The relative expression pattern of target genes was estimated in plant samples of the hybrid of Timor and Caturra. Data were recorded at 12, 24, 48 and 72 hours after inoculation. The period of 12 hours after inoculation was used as reference sample. The expression level of target genes was normalized by using two endogenous genes of H. vastatrix, namely, β-tubulin and CytIII. (A) EHv33_6: the highest level of gene expression was recorded at 24 hours after inoculation (hai). (B) EHv33_5: the highest level of gene expression was recorded at 24 hai and, then, decreased over time. (C) EHv33_9: the highest level of gene expression was recorded at 24 hai and, then, decreased at 48 hai, and increased again at 72 hai. (D) EHv33_11: the highest level of gene expression was recorded at 24 hai and, then, decreased at 48 hai, and increased again at 72 hai.
Fig 6.
Quantitative RT-PCR-based analysis of gene expression performed for five EHv33 genes that encode putative candidate secreted effector proteins of H. vastatrix, race XXXIII.

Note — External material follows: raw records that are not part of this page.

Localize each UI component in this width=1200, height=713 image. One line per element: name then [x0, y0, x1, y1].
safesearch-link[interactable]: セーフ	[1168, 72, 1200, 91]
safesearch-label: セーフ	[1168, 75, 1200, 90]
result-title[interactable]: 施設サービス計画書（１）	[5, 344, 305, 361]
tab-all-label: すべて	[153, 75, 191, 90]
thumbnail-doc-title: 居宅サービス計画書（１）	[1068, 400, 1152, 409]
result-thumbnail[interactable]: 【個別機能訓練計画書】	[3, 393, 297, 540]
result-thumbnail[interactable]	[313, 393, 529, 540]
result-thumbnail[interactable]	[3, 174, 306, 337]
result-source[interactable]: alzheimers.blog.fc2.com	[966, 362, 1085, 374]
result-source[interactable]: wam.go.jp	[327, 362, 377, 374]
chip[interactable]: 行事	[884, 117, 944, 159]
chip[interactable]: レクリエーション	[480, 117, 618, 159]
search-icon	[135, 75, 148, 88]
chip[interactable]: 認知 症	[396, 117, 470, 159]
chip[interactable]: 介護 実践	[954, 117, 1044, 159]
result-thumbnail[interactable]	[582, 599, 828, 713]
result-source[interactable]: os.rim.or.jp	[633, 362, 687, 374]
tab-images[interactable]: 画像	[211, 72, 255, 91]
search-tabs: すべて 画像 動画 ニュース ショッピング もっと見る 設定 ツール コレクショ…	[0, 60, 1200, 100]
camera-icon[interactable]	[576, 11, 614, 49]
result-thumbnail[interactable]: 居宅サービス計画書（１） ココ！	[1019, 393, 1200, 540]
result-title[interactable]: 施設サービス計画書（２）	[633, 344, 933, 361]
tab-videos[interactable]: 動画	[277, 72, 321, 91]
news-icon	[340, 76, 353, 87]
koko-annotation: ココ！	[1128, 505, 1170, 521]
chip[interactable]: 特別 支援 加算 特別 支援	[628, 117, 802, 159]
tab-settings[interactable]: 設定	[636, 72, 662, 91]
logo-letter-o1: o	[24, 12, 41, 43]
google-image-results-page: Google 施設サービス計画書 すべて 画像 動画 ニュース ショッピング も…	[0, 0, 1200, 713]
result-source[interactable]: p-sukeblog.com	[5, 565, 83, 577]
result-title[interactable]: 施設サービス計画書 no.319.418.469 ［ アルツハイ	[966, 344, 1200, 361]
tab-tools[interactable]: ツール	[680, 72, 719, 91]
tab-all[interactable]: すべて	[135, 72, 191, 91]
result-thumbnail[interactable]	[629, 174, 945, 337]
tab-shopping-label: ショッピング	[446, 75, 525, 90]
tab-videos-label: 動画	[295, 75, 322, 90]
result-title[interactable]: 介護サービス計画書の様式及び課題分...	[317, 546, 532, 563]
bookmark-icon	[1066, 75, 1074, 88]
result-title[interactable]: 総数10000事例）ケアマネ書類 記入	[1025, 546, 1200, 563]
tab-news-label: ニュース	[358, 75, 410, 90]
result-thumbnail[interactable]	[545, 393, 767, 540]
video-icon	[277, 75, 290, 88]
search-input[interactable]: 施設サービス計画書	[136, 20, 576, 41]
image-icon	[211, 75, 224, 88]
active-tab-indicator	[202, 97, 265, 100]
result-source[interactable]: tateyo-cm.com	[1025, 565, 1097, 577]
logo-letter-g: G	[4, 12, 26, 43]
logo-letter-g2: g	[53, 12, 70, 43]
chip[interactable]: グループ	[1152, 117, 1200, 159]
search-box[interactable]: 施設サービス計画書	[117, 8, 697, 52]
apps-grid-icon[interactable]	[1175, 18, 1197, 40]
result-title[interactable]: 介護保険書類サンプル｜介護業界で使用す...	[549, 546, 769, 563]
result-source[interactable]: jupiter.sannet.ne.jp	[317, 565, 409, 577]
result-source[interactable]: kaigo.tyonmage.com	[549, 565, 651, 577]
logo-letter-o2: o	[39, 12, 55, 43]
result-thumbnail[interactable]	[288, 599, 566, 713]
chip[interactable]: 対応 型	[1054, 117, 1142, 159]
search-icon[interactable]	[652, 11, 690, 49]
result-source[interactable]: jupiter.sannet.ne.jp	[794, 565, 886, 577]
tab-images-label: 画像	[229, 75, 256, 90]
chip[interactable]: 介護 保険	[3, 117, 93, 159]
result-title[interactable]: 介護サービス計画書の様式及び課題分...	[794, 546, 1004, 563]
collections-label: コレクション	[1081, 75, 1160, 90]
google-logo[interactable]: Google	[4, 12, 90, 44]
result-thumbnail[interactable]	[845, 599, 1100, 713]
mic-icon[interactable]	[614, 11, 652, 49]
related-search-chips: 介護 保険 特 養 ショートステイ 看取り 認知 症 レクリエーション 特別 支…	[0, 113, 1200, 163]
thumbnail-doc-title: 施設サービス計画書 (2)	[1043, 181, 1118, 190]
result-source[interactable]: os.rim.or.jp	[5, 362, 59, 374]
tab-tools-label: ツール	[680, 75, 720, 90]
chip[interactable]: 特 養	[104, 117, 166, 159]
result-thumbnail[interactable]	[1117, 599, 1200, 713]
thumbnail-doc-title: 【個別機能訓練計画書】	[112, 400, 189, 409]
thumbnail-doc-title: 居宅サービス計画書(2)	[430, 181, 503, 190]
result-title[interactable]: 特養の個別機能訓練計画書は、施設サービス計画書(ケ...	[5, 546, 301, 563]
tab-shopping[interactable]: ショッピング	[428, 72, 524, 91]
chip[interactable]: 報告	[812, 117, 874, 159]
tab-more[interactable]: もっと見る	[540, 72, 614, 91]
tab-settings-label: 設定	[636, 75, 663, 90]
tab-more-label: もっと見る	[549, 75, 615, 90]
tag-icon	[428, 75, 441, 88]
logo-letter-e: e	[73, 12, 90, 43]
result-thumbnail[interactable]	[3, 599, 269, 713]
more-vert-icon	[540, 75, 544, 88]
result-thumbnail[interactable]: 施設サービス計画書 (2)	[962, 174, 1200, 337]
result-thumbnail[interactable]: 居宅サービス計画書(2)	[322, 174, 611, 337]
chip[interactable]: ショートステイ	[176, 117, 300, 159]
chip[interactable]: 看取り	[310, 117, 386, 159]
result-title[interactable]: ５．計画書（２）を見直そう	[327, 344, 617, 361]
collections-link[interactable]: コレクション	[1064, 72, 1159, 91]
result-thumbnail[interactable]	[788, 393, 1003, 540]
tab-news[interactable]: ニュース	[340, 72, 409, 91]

The relative expression pattern of target genes was estimated in plant samples of the hybrid of Timor and Caturra. Data were recorded at 12, 24, 48 and 72 hours after inoculation. The period of 12 hours after inoculation was used as reference sample. The expression level of target genes was normalized by using two endogenous genes of H. vastatrix, namely, β-tubulin and CytIII. (A) EHv33_7: the highest level of gene expression was recorded at 48 hours after inoculation (hai). (B) EHv33_2: the highest level of gene expression was recorded at 48 hai and, then, decreased over time. (C) EHv33_10: the highest level of gene expression was recorded at 48 hai and, then, decreased over time. (D) EHv33_4: the highest level of gene expression was recorded at 48 hai and, then, decreased over time. (E) EHv33_16: the highest level of gene expression was recorded at 72 hai.
Fig 7.
Heat map of 17 genes expression profile obtained from quantitative real time PCR.
(A): genes expression profile (17) in resistant plant (Híbrido de Timor) during 24, 48 and 72 hai. (B): genes expression profile (17) in susceptible plant (Caturra) during 24, 48 and 72 hai. Red indicates a relatively high level of up-regulated, whereas green indicates a relatively low level of up-regulation.